Cleaning and Normalization

정제(cleaning) : 갖고 있는 코퍼스로부터 노이즈 데이터를 제거
- ex) 특수문자, 불용어, 빈도가 적은 단어, 짧은 길이의 단어(en)
- 정규표현식
정규화(normalization) : 표현 방법이 다른 단어들을 통합시켜서 같은 단어로 수정
- ex) 대, 소문자 통합 (고유 명사 제외)
- 어간 추출 & 표제어 추출

import re
text = "I was wondering if anyone out there could enlighten me on this car."
shortword = re.compile(r'\W*\b\w{1,2}\b') # 길이가 1~2인 단어들을 정규 표현식을 이용하여 삭제

print(shortword.sub('', text))
# was wondering anyone out there could enlighten this car.

표제어 추출 & 어간 추출

en.

표제어 추출(Lemmatization) : 단어들이 다른 형태를 가지더라도, 그 뿌리 단어를 찾아가서 단어의 개수를 줄일 수 있는지 판단

표제어 추출은 문맥을 고려하며, 수행했을 때의 결과는 해당 단어의 품사 정보를 보존
반면, 어간 추출은 품사 정보가 보존되지 않는 경우가 많음
형태학적 파싱은 어간과 접사를 분리하는 작업
- 어간(stem) : 단어의 의미를 담고 있는 단어의 핵심 부분
- 접사(affix) : 단어에 추가적인 의미를 주는 부분

from nltk.stem import WordNetLemmatizer
n=WordNetLemmatizer()
words=['policy', 'doing', 'organization', 'have', 'going', 'love', 'lives', 'fly', 'dies', 'watched', 'has', 'starting']

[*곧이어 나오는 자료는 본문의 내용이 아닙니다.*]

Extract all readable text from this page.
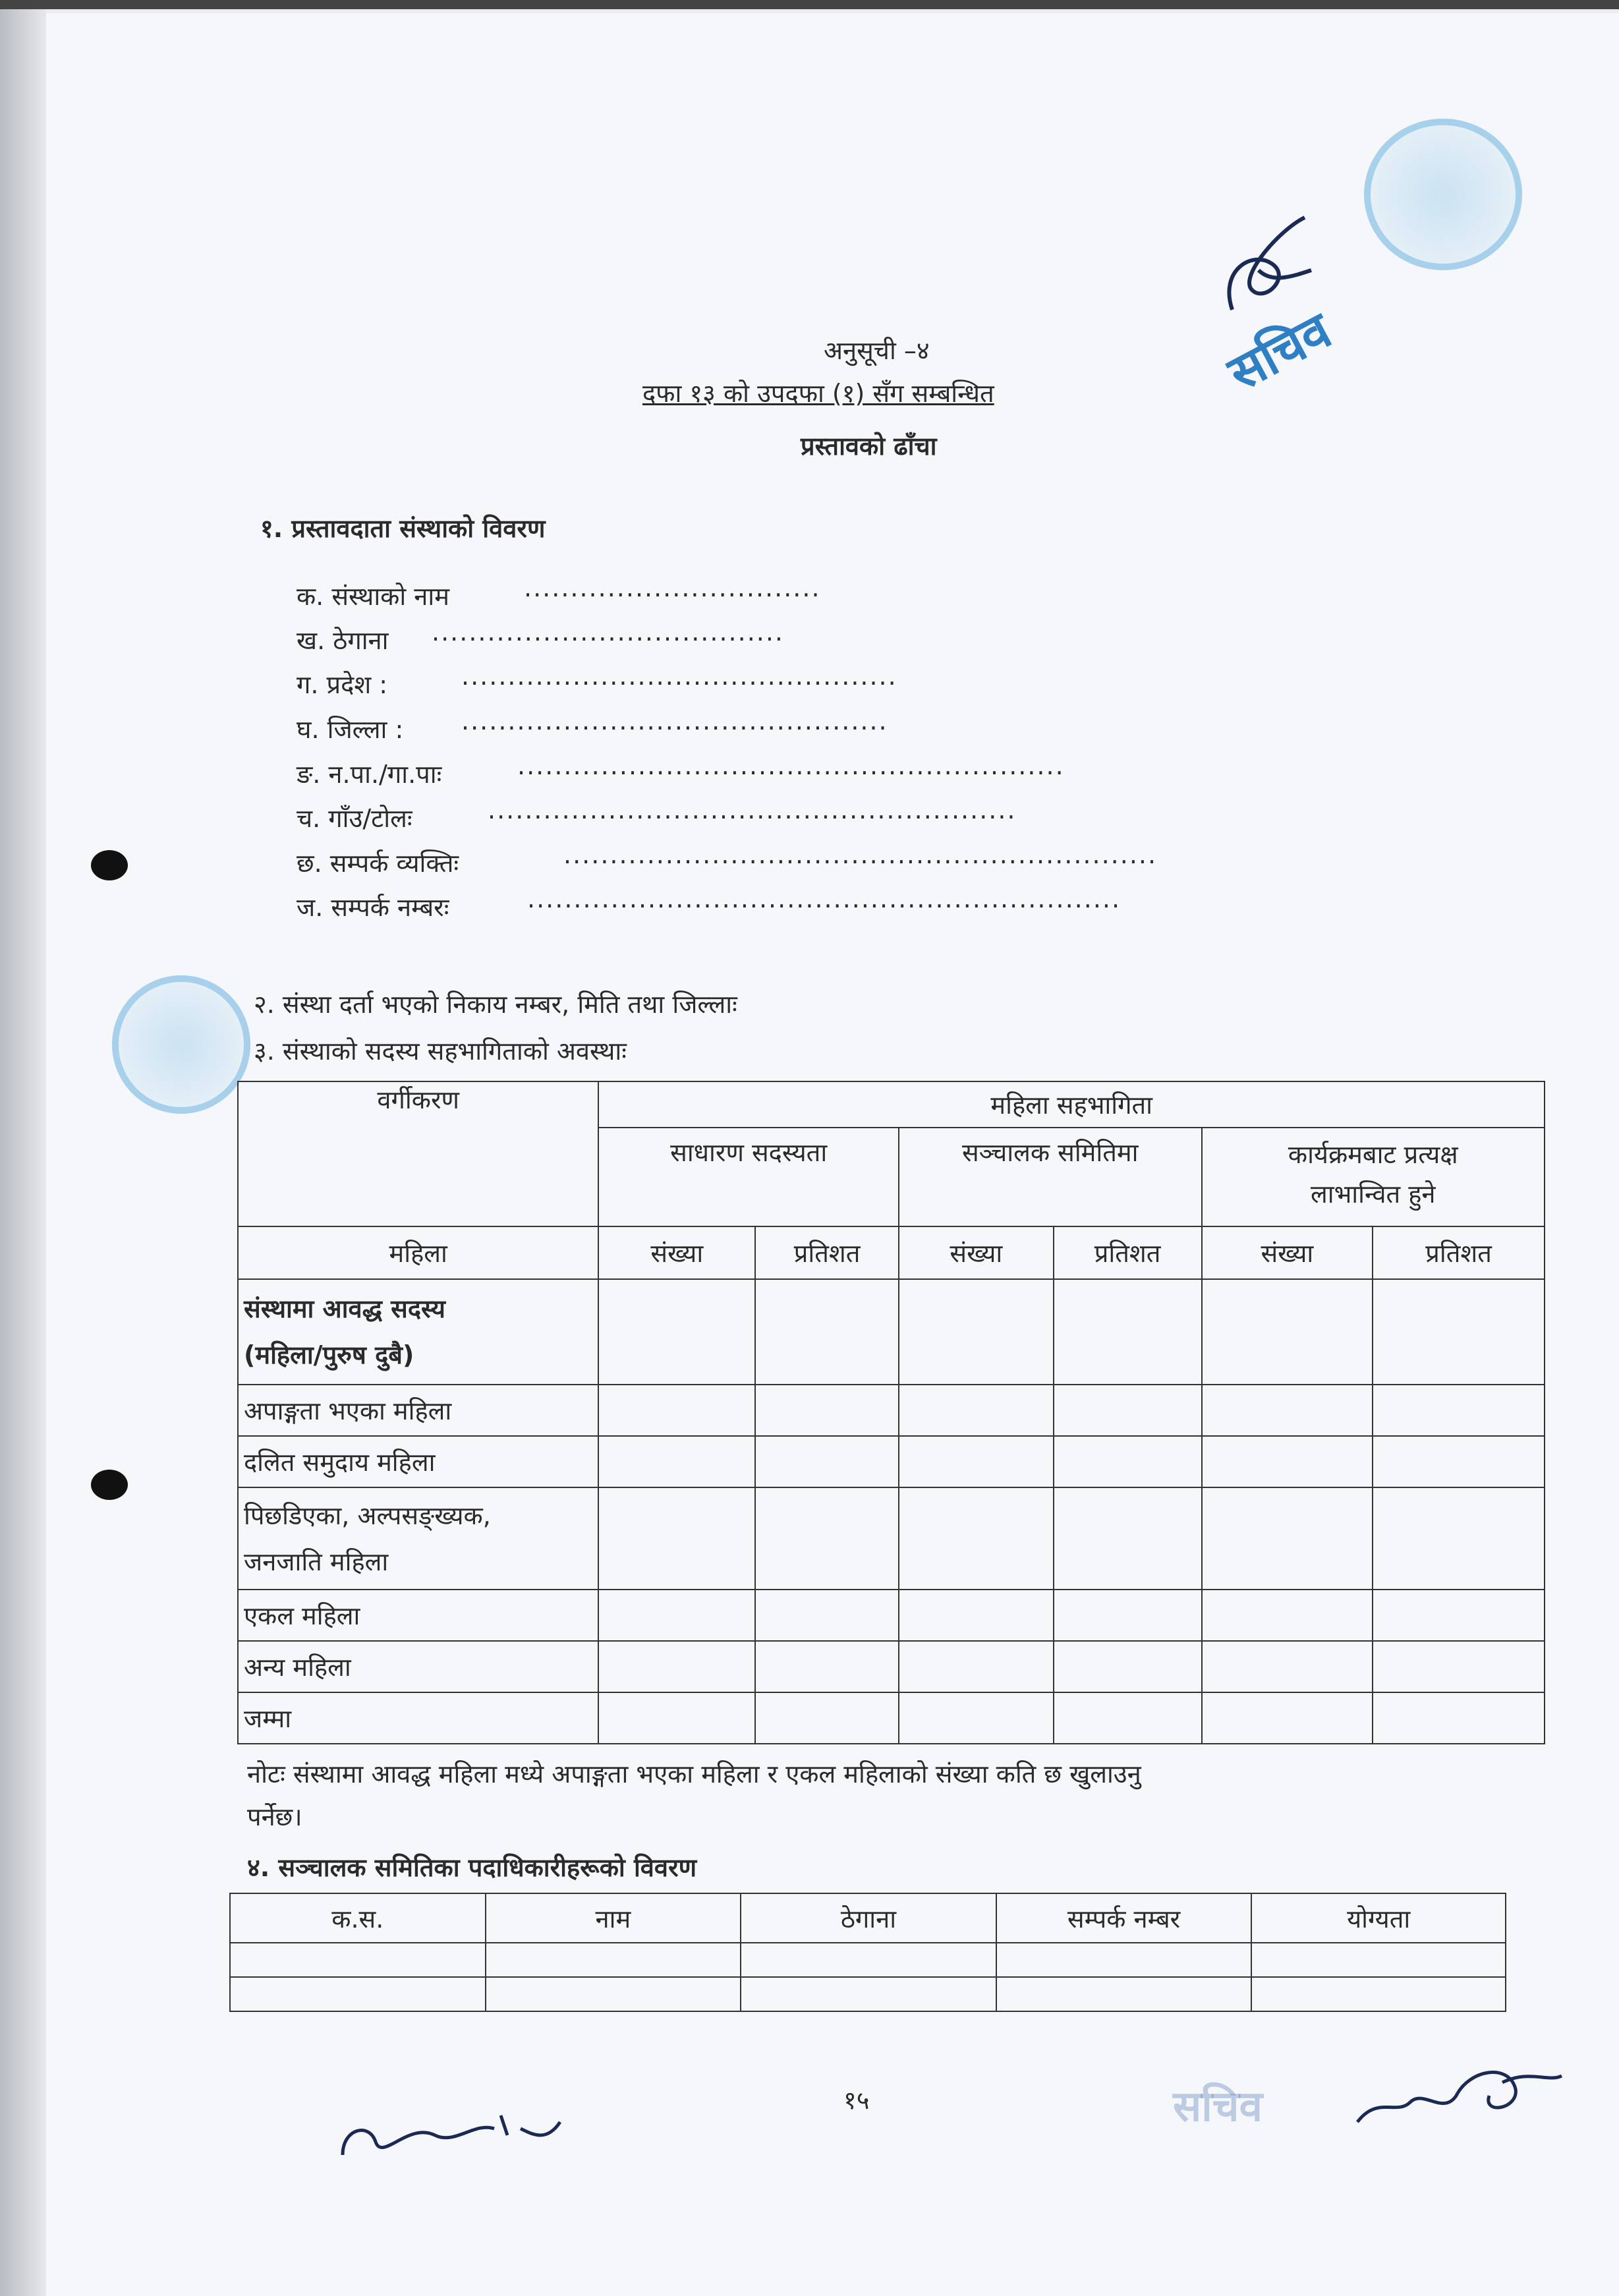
सचिव
सचिव
अनुसूची –४
दफा १३ को उपदफा (१) सँग सम्बन्धित
प्रस्तावको ढाँचा
१. प्रस्तावदाता संस्थाको विवरण
क. संस्थाको नाम	................................
ख. ठेगाना ......................................
ग. प्रदेश :	...............................................
घ. जिल्ला : ..............................................
ङ. न.पा./गा.पाः	...........................................................
च. गाँउ/टोलः	.........................................................
छ. सम्पर्क व्यक्तिः	................................................................
ज. सम्पर्क नम्बरः	................................................................
२. संस्था दर्ता भएको निकाय नम्बर, मिति तथा जिल्लाः
३. संस्थाको सदस्य सहभागिताको अवस्थाः
वर्गीकरण	महिला सहभागिता					
	साधारण सदस्यता		सञ्चालक समितिमा		कार्यक्रमबाट प्रत्यक्ष
लाभान्वित हुने	
महिला	संख्या	प्रतिशत	संख्या	प्रतिशत	संख्या	प्रतिशत
संस्थामा आवद्ध सदस्य
(महिला/पुरुष दुबै)						
अपाङ्गता भएका महिला						
दलित समुदाय महिला						
पिछडिएका, अल्पसङ्ख्यक,
जनजाति महिला						
एकल महिला						
अन्य महिला						
जम्मा						
नोटः संस्थामा आवद्ध महिला मध्ये अपाङ्गता भएका महिला र एकल महिलाको संख्या कति छ खुलाउनु
पर्नेछ।
४. सञ्चालक समितिका पदाधिकारीहरूको विवरण
क.स.	नाम	ठेगाना	सम्पर्क नम्बर	योग्यता

१५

print([n.lemmatize(w) for w in words])
# ['policy', 'doing', 'organization', 'have', 'going', 'love', 'life', 'fly', 'dy', 'watched', 'ha', 'starting']

본래 단어의 품사 정보를 알아야만 정확한 결과를 얻을 수 있음
- 품사의 정보를 보존하면 정확한 표제어를 출력

n.lemmatize('dies', 'v')
# 'die'

n.lemmatize('watched', 'v')
# 'watch'

n.lemmatize('has', 'v')
# 'have'

어간 추출(stemming) : 어간을 추출하는 작업, 정해진 규칙만 보고 단어의 어미를 자르는 어림짐작의 작업

### PorterStemmer
from nltk.stem import PorterStemmer
s=PorterStemmer()
words=['policy', 'doing', 'organization', 'have', 'going', 'love', 'lives', 'fly', 'dies', 'watched', 'has', 'starting']

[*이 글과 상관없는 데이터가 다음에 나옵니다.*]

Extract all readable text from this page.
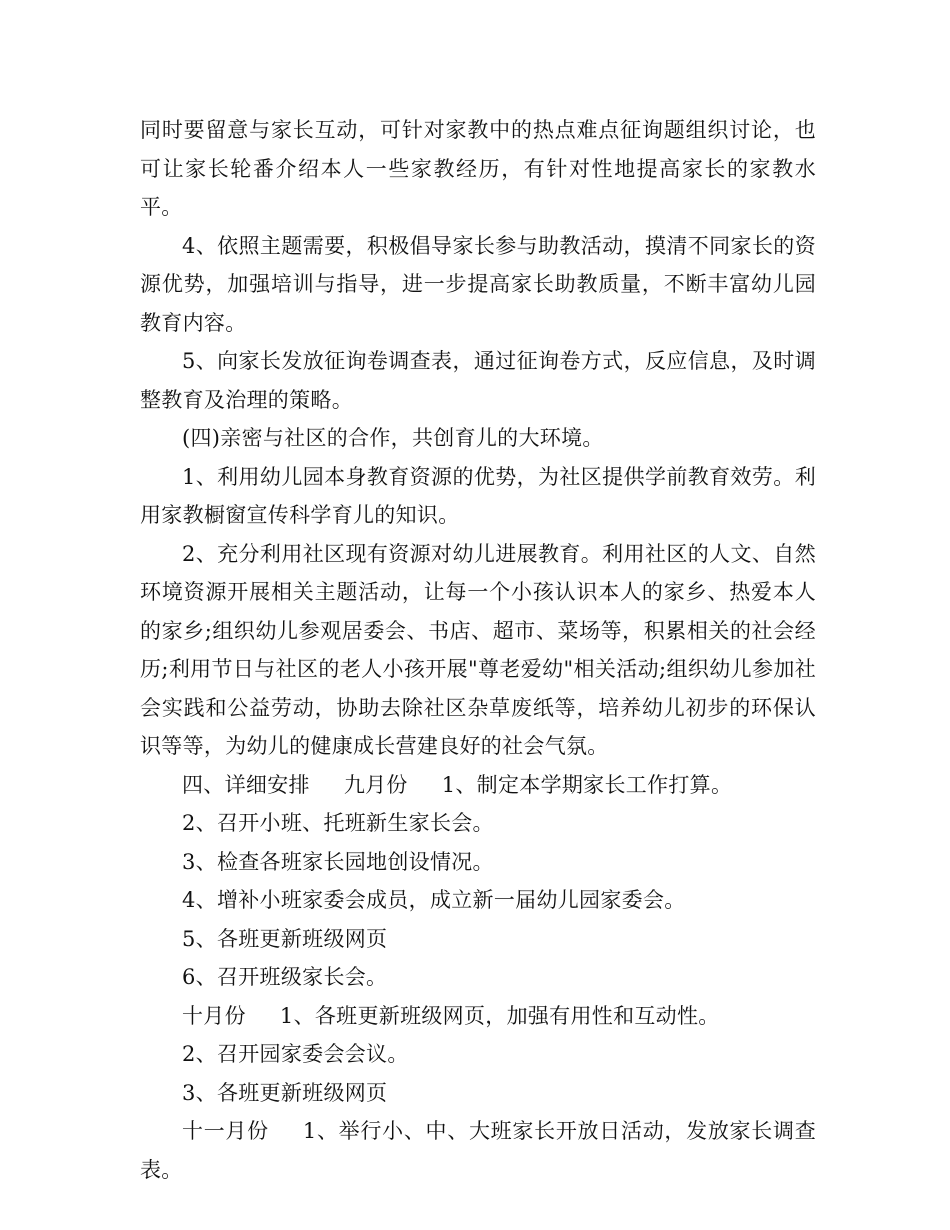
同时要留意与家长互动，可针对家教中的热点难点征询题组织讨论，也可让家长轮番介绍本人一些家教经历，有针对性地提高家长的家教水平。

4、依照主题需要，积极倡导家长参与助教活动，摸清不同家长的资源优势，加强培训与指导，进一步提高家长助教质量，不断丰富幼儿园教育内容。

5、向家长发放征询卷调查表，通过征询卷方式，反应信息，及时调整教育及治理的策略。

(四)亲密与社区的合作，共创育儿的大环境。

1、利用幼儿园本身教育资源的优势，为社区提供学前教育效劳。利用家教橱窗宣传科学育儿的知识。

2、充分利用社区现有资源对幼儿进展教育。利用社区的人文、自然环境资源开展相关主题活动，让每一个小孩认识本人的家乡、热爱本人的家乡;组织幼儿参观居委会、书店、超市、菜场等，积累相关的社会经历;利用节日与社区的老人小孩开展"尊老爱幼"相关活动;组织幼儿参加社会实践和公益劳动，协助去除社区杂草废纸等，培养幼儿初步的环保认识等等，为幼儿的健康成长营建良好的社会气氛。

四、详细安排 九月份 1、制定本学期家长工作打算。

2、召开小班、托班新生家长会。

3、检查各班家长园地创设情况。

4、增补小班家委会成员，成立新一届幼儿园家委会。

5、各班更新班级网页

6、召开班级家长会。

十月份 1、各班更新班级网页，加强有用性和互动性。

2、召开园家委会会议。

3、各班更新班级网页

十一月份 1、举行小、中、大班家长开放日活动，发放家长调查表。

print([s.stem(w) for w in words])
# ['polici', 'do', 'organ', 'have', 'go', 'love', 'live', 'fli', 'die', 'watch', 'ha', 'start']


### LancasterStemmer
from nltk.stem import LancasterStemmer
l=LancasterStemmer()
words=['policy', 'doing', 'organization', 'have', 'going', 'love', 'lives', 'fly', 'dies', 'watched', 'has', 'starting']

print([l.stem(w) for w in words])
# ['policy', 'doing', 'org', 'hav', 'going', 'lov', 'liv', 'fly', 'die', 'watch', 'has', 'start']

kor.

용언에 해당되는 '동사'와 '형용사'는 어간(stem)과 어미(ending)의 결합으로 구성

활용(conjugation) : 용언의 어간(stem)이 어미(ending)를 가지는 일
- 어간(stem) : 용언(동사, 형용사)을 활용할 때, 원칙적으로 모양이 변하지 않는 부분 / ex. 긋다, 긋고, 그어서, 그어라
- 어미(ending) : 용언의 어간 뒤에 붙어서 활용하면서 변하는 부분이며, 여러 문법적 기능을 수행
규칙 활용
불규칙 활용

Stopword

en.

from nltk.corpus import stopwords
from nltk.tokenize import word_tokenize

example = "Family is not an important thing. It's everything."
stop_words = set(stopwords.words('english'))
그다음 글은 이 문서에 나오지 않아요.